Les droits de scolarité seront haussés de 325 $ par an jusqu’en 2016-2017

Manifestation d'étudiants contre la hausse des droits de scolarité, en décembre dernier à Montréal.
Photo: Yan Doublet - Le Devoir Manifestation d'étudiants contre la hausse des droits de scolarité, en décembre dernier à Montréal.

Comme prévu, les étudiants devront mettre l’épaule à la roue pour redresser la situation financière des universités québécoises. Et ils promettent déjà une mobilisation d’envergure pour faire reculer le gouvernement.

Le budget du ministre des Finances Raymond Bachand prévoit en effet une augmentation des droits de scolarité de 325 $ par an, chaque année, jusqu’en 2016-2017.

Ces frais, qui sont actuellement de 2168 $ en 2011-2012, atteindront donc 3793 $ en 2016-17.

Le document budgétaire mentionne que malgré ces hausses, les droits de scolarité au Québec demeureront parmi les plus bas au Canada.

Avec ces hausses, la contribution des étudiants au coût de leur formation passera de 12,7 pour cent qu’elle est actuellement à 16,9 pour cent en 2016-17.

Il est aussi prévu qu’après 2016-2017, les droits de scolarité seront indexés au même titre que les tarifs des services publics.

Le gouvernement prévoit également une nouvelle politique tarifaire pour les étudiants étrangers et les étudiants canadiens non résidents du Québec.

«Les étudiants feront leur juste part», a conclu le ministre Bachand, au cours d’une rencontre avec la presse pour donner plus de détails sur son budget 2011-2012.

Hausse vertigineuse

Les étudiants sont carrément outrés de ce qu’ils qualifient de «hausse vertigineuse». Les fédérations étudiantes collégiales et universitaires revendiquaient un gel des droits de scolarité.

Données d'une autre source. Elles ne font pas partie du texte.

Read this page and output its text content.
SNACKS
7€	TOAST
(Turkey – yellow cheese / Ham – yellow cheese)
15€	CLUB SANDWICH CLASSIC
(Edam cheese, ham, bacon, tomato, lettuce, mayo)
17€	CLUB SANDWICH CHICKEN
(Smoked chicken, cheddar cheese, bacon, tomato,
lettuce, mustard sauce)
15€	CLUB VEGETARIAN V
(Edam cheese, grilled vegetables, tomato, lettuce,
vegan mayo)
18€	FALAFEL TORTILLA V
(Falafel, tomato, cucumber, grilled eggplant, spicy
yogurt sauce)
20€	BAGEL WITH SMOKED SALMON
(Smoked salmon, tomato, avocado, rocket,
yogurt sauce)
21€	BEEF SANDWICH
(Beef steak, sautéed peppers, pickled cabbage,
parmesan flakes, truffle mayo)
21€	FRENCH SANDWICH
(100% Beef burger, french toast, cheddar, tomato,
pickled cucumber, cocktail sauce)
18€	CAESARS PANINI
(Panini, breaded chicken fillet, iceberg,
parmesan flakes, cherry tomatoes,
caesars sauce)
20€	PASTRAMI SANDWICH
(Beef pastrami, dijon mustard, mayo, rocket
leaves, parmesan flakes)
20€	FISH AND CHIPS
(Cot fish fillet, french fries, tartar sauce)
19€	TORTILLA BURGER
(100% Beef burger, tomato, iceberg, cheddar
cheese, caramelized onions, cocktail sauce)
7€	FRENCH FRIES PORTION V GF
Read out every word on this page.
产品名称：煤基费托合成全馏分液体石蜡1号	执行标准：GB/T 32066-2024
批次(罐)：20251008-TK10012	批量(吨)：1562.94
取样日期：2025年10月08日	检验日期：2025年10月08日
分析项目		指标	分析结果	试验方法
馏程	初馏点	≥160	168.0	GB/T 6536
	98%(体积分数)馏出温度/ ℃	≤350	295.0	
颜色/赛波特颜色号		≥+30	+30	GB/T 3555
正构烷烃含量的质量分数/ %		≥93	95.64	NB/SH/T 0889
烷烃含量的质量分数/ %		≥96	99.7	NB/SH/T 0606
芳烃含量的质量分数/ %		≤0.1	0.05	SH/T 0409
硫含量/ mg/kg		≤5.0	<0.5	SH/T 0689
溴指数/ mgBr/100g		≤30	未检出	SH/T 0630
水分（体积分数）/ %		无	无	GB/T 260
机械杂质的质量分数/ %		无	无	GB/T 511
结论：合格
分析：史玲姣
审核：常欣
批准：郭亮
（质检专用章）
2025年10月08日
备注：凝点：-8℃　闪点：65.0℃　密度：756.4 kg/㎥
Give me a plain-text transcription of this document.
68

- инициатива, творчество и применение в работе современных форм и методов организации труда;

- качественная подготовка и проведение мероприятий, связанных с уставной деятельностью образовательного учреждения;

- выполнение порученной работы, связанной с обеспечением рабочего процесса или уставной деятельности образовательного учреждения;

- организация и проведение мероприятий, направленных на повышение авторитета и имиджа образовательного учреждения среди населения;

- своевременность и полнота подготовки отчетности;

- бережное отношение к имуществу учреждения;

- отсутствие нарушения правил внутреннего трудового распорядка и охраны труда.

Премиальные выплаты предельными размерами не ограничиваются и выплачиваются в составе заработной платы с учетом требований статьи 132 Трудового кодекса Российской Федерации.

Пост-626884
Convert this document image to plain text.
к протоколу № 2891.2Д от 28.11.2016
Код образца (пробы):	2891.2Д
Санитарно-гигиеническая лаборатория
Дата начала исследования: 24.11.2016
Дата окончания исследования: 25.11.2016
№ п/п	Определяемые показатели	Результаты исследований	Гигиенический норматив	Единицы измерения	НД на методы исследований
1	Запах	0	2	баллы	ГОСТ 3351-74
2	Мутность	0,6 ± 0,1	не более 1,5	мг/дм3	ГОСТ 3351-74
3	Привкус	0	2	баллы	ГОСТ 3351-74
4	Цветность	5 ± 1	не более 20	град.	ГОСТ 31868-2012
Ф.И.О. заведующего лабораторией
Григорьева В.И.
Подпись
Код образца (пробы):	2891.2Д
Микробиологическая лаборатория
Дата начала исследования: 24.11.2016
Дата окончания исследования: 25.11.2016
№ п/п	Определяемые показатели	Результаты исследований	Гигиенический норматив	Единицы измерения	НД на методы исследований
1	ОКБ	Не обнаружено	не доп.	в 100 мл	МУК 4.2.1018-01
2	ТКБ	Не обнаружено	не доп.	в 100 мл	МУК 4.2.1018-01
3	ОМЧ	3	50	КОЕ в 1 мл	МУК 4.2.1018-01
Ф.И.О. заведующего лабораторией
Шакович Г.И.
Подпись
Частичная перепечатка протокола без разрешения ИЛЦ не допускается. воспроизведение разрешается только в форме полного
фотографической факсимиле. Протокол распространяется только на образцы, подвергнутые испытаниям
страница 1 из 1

En entrevue, le président de la Fédération étudiante universitaire du Québec, Louis-Philippe Savoie, a prédit une désaffection des étudiants des classes moyennes. «C’est clair qu’on va perdre du monde des bancs d’école strictement pour des raisons financières. Et le Québec ne peut pas se permettre ça à l’heure actuelle», a-t-il tonné.
Il a promis un combat de tous les instants. «Les étudiants vont se mobiliser pour faire reculer ce gouvernement-là. Et ça commence demain», a prévenu M. Savoie.

Son collègue président de la Fédération étudiante collégiale, Léo Bureau-Blouin, renchérit. «Ça va être un automne des plus chauds et un hiver chaud. Il va y avoir des pressions jusqu’à ce que le gouvernement recule.»

Ultimement, en 2016-2017, le gouvernement assumera 51,4 pour cent du financement des universités, les étudiants 16,9 pour cent, les autres sources de revenus 16,3 pour cent, le gouvernement fédéral 12 pour cent et les dons et legs 3,4 pour cent.

De même, 35 pour cent des revenus provenant de la hausse des droits de scolarité devra être redistribué en aide financière aux étudiants. L’idée est d’atténuer les effets négatifs de la hausse des droits de scolarité sur l’accessibilité à l’université pour les étudiants provenant de familles à revenus modestes.

De plus, les universités seront invitées à aller chercher davantage de revenus sous forme de dons de la part des particuliers et des entreprises.

Elles devront également trouver d’autres sources de revenus, provenant de la recherche, de la formation continue et des services auxiliaires.

Le ministre Bachand estime que les universités, par ces divers moyens, devraient toucher des revenus additionnels de 850 millions $ en 2016-2017.

«Le Québec est la province qui finance le plus ses universités», a soutenu le ministre Bachand.